Catalonia, a region of Spain with its own distinct language and culture, is expected to require cinemas to begin showing more movies in Catalan. The bill is being passed at a time when Catalan is trying to emphasize and protect its unique cultural identity as immigrants flock to the region.
However, Catalan’s cinemas are opposed to the bill, which would require that at least half the copies of every film made outside Europe to be dubbed in Catalan. Camilo Tarrazón Rodón, president of the Association of Film Businesses in Catalonia, explained his organisation’s opposition to the bill in the New York Times:
“They say it’s necessary for the government to make a rule, because the private sector doesn’t do it…Banks are not lending, companies have business problems and kids look at films on cellphones,” Mr. Tarrazón said. “How can we pay for it?”

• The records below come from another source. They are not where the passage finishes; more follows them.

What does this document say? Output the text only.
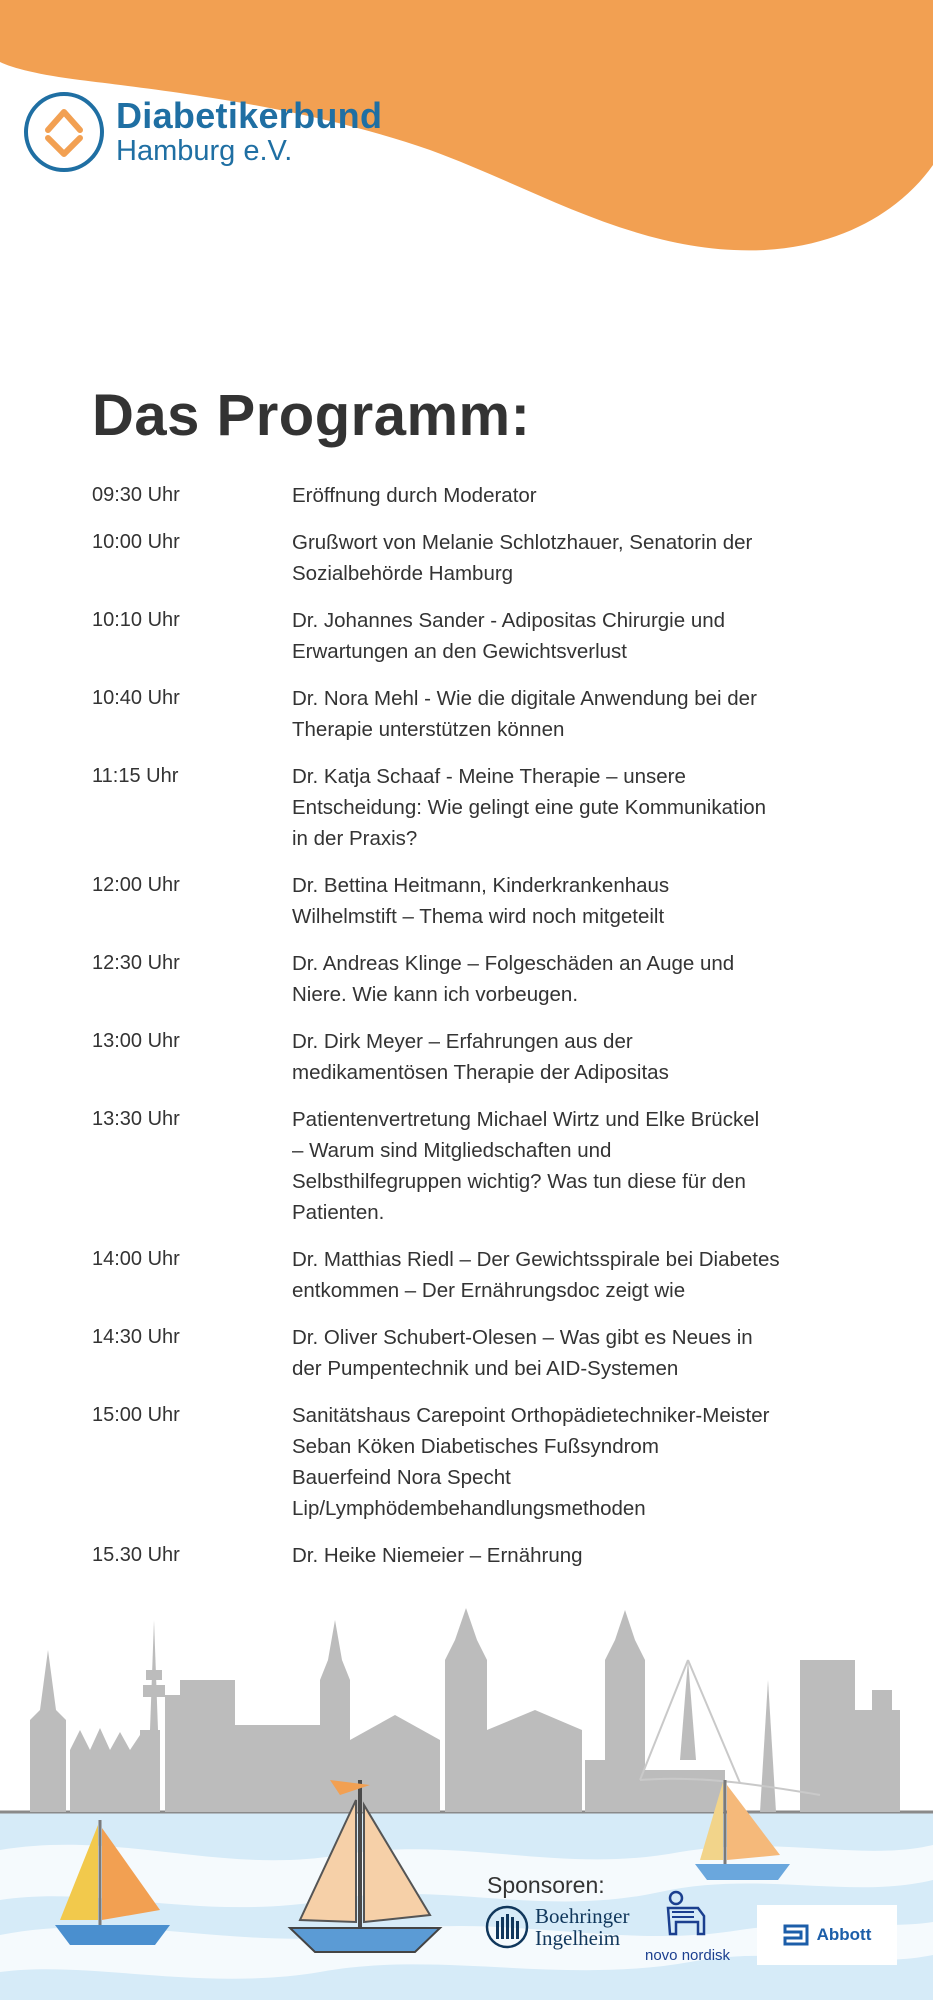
Diabetikerbund
Hamburg e.V.
Das Programm:
09:30 Uhr	Eröffnung durch Moderator
10:00 Uhr	Grußwort von Melanie Schlotzhauer, Senatorin der
Sozialbehörde Hamburg
10:10 Uhr	Dr. Johannes Sander - Adipositas Chirurgie und
Erwartungen an den Gewichtsverlust
10:40 Uhr	Dr. Nora Mehl - Wie die digitale Anwendung bei der
Therapie unterstützen können
11:15 Uhr	Dr. Katja Schaaf - Meine Therapie – unsere
Entscheidung: Wie gelingt eine gute Kommunikation
in der Praxis?
12:00 Uhr	Dr. Bettina Heitmann, Kinderkrankenhaus
Wilhelmstift – Thema wird noch mitgeteilt
12:30 Uhr	Dr. Andreas Klinge – Folgeschäden an Auge und
Niere. Wie kann ich vorbeugen.
13:00 Uhr	Dr. Dirk Meyer – Erfahrungen aus der
medikamentösen Therapie der Adipositas
13:30 Uhr	Patientenvertretung Michael Wirtz und Elke Brückel
– Warum sind Mitgliedschaften und
Selbsthilfegruppen wichtig? Was tun diese für den
Patienten.
14:00 Uhr	Dr. Matthias Riedl – Der Gewichtsspirale bei Diabetes
entkommen – Der Ernährungsdoc zeigt wie
14:30 Uhr	Dr. Oliver Schubert-Olesen – Was gibt es Neues in
der Pumpentechnik und bei AID-Systemen
15:00 Uhr	Sanitätshaus Carepoint Orthopädietechniker-Meister
Seban Köken Diabetisches Fußsyndrom
Bauerfeind Nora Specht
Lip/Lymphödembehandlungsmethoden
15.30 Uhr	Dr. Heike Niemeier – Ernährung
Sponsoren:
Boehringer
Ingelheim
novo nordisk
Abbott
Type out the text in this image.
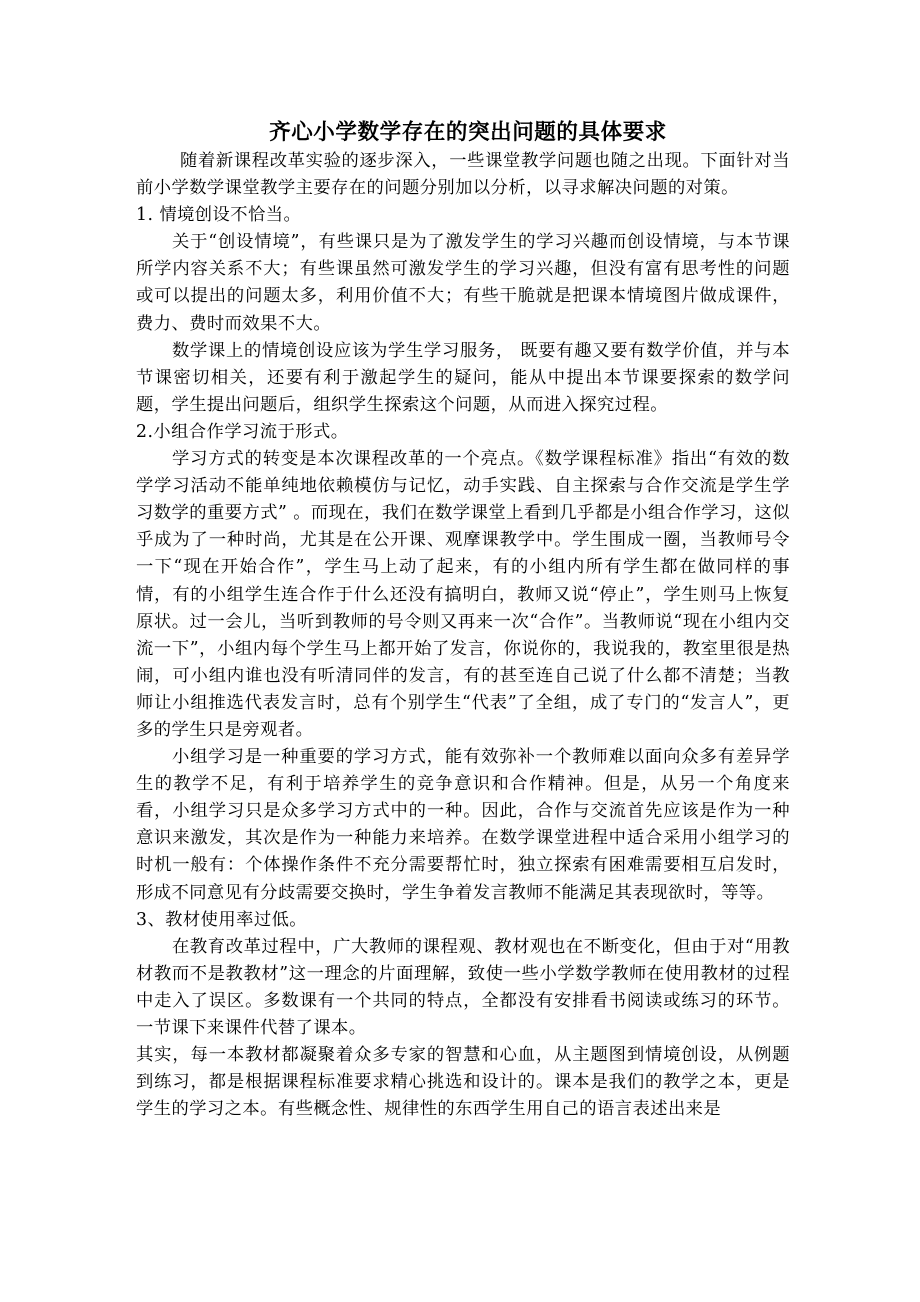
齐心小学数学存在的突出问题的具体要求

随着新课程改革实验的逐步深入，一些课堂教学问题也随之出现。下面针对当前小学数学课堂教学主要存在的问题分别加以分析，以寻求解决问题的对策。

1. 情境创设不恰当。

关于“创设情境”，有些课只是为了激发学生的学习兴趣而创设情境，与本节课所学内容关系不大；有些课虽然可激发学生的学习兴趣，但没有富有思考性的问题或可以提出的问题太多，利用价值不大；有些干脆就是把课本情境图片做成课件，费力、费时而效果不大。

数学课上的情境创设应该为学生学习服务， 既要有趣又要有数学价值，并与本节课密切相关，还要有利于激起学生的疑问，能从中提出本节课要探索的数学问题，学生提出问题后，组织学生探索这个问题，从而进入探究过程。

2.小组合作学习流于形式。

学习方式的转变是本次课程改革的一个亮点。《数学课程标准》指出“有效的数学学习活动不能单纯地依赖模仿与记忆，动手实践、自主探索与合作交流是学生学习数学的重要方式” 。而现在，我们在数学课堂上看到几乎都是小组合作学习，这似乎成为了一种时尚，尤其是在公开课、观摩课教学中。学生围成一圈，当教师号令一下“现在开始合作”，学生马上动了起来，有的小组内所有学生都在做同样的事情，有的小组学生连合作于什么还没有搞明白，教师又说“停止”，学生则马上恢复原状。过一会儿，当听到教师的号令则又再来一次“合作”。当教师说“现在小组内交流一下”，小组内每个学生马上都开始了发言，你说你的，我说我的，教室里很是热闹，可小组内谁也没有听清同伴的发言，有的甚至连自己说了什么都不清楚；当教师让小组推选代表发言时，总有个别学生“代表”了全组，成了专门的“发言人”，更多的学生只是旁观者。

小组学习是一种重要的学习方式，能有效弥补一个教师难以面向众多有差异学生的教学不足，有利于培养学生的竞争意识和合作精神。但是，从另一个角度来看，小组学习只是众多学习方式中的一种。因此，合作与交流首先应该是作为一种意识来激发，其次是作为一种能力来培养。在数学课堂进程中适合采用小组学习的时机一般有：个体操作条件不充分需要帮忙时，独立探索有困难需要相互启发时，形成不同意见有分歧需要交换时，学生争着发言教师不能满足其表现欲时，等等。

3、教材使用率过低。

在教育改革过程中，广大教师的课程观、教材观也在不断变化，但由于对“用教材教而不是教教材”这一理念的片面理解，致使一些小学数学教师在使用教材的过程中走入了误区。多数课有一个共同的特点，全都没有安排看书阅读或练习的环节。一节课下来课件代替了课本。

其实，每一本教材都凝聚着众多专家的智慧和心血，从主题图到情境创设，从例题到练习，都是根据课程标准要求精心挑选和设计的。课本是我们的教学之本，更是学生的学习之本。有些概念性、规律性的东西学生用自己的语言表述出来是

US film producers, which release most of the films that would be affected under the new law, don’t seem to want to pay for it, either. They are also concerned that if Catalan requires dubbing, other European regions trying to preserve their own languages might start to require similar accommodations.
Only about 3% of the movies shown in Catalonia are in Catalan. Cinema owners argue that they don’t show movies in Catalan because people don’t want to see them. They point to a test in which only 12 out of 131 moviegoers preferred to watch foreign films in Catalan. The rest chose Spanish. However, supporters of the law say that this is only because there are so few movies offered in Catalan to begin with.
It’s difficult to see why people who speak Catalan would object to seeing a movie in their own language, as long as the film is dubbed properly. The New York Times notes that most plays and theatre productions are already in Catalan.
For right now, as filmmaker Enric Juste told the New York Times:
“there are so few films in Catalan, you’re talking about a situation that, at the moment, is fiction; you cannot talk about a situation that doesn’t exist.”